Chambers judge deviated from an established rule of contractual interpretation, said court

B.C. court interprets 'commercially reasonable best efforts' clause in a sale contract

The B.C. Court of Appeal has overturned a chambers judge’s interpretation of a purchaser’s obligation to use “commercially reasonable best efforts” to satisfy the condition precedent “as soon as possible.”

In Sutter Hill Management Corporation v. Mpire Capital Corporation, 2022 BCCA 13, the respondent Mpire Capital agreed to purchase an intermediate care home and other related assets from the vendors, Sutter Hill Management Corporation and Sweet Investments Ltd. The parties agreed that before the transaction could close, the purchaser must apply for and obtain necessary approvals from the Fraser Health Authority (FHA).

The parties signed the purchase and sale agreement in January 2016. They amended the contract in July of the following year to include a condition that the purchaser must use “commercially reasonable best efforts” to obtain the FHA approvals “as soon as possible.” Four months later, the FHA had still not given the required approvals. The vendors sued Mpire Capital for alleged breach of the condition precedent.

The chambers judge ruled that the purchaser was not responsible for the delay in obtaining the FHA approvals. The judge said it was the purchaser’s lawyer who was at fault for the delay because of his inability to review the agreements provided by FHA. Significantly, the judge interpreted the condition to use “commercially reasonable best efforts” to mean the same as “commercially reasonable efforts” and found that Mpire Capital has satisfied the condition.

But the court ruled that the chambers judge deviated from the established rule in jurisprudence which requires a decision-maker to read the contract as a whole, giving the words used their ordinary and grammatical meaning, consistent with the surrounding circumstances known to the parties at the time of the formation of the contract. In this case, the court said that the judge failed to look at the relevant clause as a whole. Instead, he approached it piecemeal, resulting in an interpretation which favoured the purchaser.

The court interpreted the condition to use “commercially reasonable best efforts” to mean that the purchaser would do everything it reasonably could to obtain the necessary approvals as soon as possible, excepting only such steps as would be commercially unreasonable.

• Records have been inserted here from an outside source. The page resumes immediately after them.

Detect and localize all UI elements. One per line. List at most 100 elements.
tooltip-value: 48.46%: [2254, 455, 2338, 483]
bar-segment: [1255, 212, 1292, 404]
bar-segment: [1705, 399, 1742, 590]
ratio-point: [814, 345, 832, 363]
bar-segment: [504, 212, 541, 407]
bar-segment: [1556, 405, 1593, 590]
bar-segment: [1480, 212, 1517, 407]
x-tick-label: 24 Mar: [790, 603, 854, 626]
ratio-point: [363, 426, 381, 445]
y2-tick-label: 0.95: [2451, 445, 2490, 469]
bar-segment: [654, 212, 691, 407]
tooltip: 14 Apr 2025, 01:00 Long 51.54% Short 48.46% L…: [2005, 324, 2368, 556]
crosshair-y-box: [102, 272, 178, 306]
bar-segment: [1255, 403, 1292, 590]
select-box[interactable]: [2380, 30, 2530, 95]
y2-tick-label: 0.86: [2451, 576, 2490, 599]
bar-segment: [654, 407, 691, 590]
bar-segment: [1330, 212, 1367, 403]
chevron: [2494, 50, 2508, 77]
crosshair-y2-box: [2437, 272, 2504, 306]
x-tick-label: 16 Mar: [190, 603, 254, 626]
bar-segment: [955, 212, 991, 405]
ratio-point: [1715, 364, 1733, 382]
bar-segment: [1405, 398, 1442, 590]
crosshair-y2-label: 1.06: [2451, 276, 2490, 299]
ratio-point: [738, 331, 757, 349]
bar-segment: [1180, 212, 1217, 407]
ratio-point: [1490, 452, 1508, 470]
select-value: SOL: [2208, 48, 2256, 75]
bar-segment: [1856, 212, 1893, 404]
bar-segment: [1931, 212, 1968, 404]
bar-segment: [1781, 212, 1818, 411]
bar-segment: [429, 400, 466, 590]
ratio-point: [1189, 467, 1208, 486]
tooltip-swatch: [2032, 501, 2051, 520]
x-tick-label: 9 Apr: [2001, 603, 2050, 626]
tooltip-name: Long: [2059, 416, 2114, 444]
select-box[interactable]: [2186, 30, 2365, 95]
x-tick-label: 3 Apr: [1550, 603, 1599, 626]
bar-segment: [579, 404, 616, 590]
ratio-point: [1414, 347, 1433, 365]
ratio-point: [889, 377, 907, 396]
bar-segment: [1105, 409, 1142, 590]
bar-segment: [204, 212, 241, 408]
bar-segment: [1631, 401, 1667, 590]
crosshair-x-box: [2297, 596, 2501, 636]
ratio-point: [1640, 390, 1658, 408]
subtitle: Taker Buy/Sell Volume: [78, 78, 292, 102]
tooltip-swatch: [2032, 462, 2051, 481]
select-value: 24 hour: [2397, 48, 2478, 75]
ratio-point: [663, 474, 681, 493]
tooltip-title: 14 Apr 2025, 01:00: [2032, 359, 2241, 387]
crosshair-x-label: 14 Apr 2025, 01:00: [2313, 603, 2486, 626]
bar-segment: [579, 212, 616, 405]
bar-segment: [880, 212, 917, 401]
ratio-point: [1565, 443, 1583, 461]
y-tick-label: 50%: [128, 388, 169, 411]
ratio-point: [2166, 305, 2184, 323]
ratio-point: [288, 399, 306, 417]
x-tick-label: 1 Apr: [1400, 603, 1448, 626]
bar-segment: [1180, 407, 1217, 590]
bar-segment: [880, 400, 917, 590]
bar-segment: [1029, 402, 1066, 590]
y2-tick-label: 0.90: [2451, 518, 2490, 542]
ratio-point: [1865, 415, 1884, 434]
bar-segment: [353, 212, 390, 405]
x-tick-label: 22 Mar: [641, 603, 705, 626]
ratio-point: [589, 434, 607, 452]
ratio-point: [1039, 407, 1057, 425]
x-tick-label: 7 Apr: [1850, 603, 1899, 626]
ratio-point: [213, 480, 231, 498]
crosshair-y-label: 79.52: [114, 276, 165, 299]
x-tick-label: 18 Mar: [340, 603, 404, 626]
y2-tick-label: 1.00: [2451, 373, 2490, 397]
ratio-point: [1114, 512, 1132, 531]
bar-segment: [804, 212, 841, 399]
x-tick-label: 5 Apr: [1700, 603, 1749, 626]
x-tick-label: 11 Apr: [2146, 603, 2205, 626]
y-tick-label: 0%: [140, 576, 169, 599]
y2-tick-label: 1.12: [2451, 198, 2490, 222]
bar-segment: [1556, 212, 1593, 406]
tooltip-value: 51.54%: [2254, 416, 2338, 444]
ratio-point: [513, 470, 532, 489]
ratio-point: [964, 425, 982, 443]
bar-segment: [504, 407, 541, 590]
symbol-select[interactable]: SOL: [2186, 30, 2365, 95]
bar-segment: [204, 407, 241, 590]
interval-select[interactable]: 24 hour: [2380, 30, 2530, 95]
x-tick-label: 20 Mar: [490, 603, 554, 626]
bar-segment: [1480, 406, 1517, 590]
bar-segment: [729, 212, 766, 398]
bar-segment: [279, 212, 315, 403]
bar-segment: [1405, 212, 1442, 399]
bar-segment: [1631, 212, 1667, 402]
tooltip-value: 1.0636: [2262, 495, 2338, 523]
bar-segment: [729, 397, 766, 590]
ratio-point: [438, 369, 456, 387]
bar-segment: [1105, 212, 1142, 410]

The chambers judge attributed the delay in obtaining the required FHA approvals to the purchaser’s solicitor. But the court found that the purchaser failed to take any action after its lawyer said that it could not review the agreements, which further contributed to the delay. The purchaser also failed to explain that the delay was reasonably necessary. Instead, it merely attributed fault to its lawyer and argued that it was not responsible. The court said that this is inconsistent with its obligation to do everything it reasonably could to obtain the necessary approvals as soon as possible.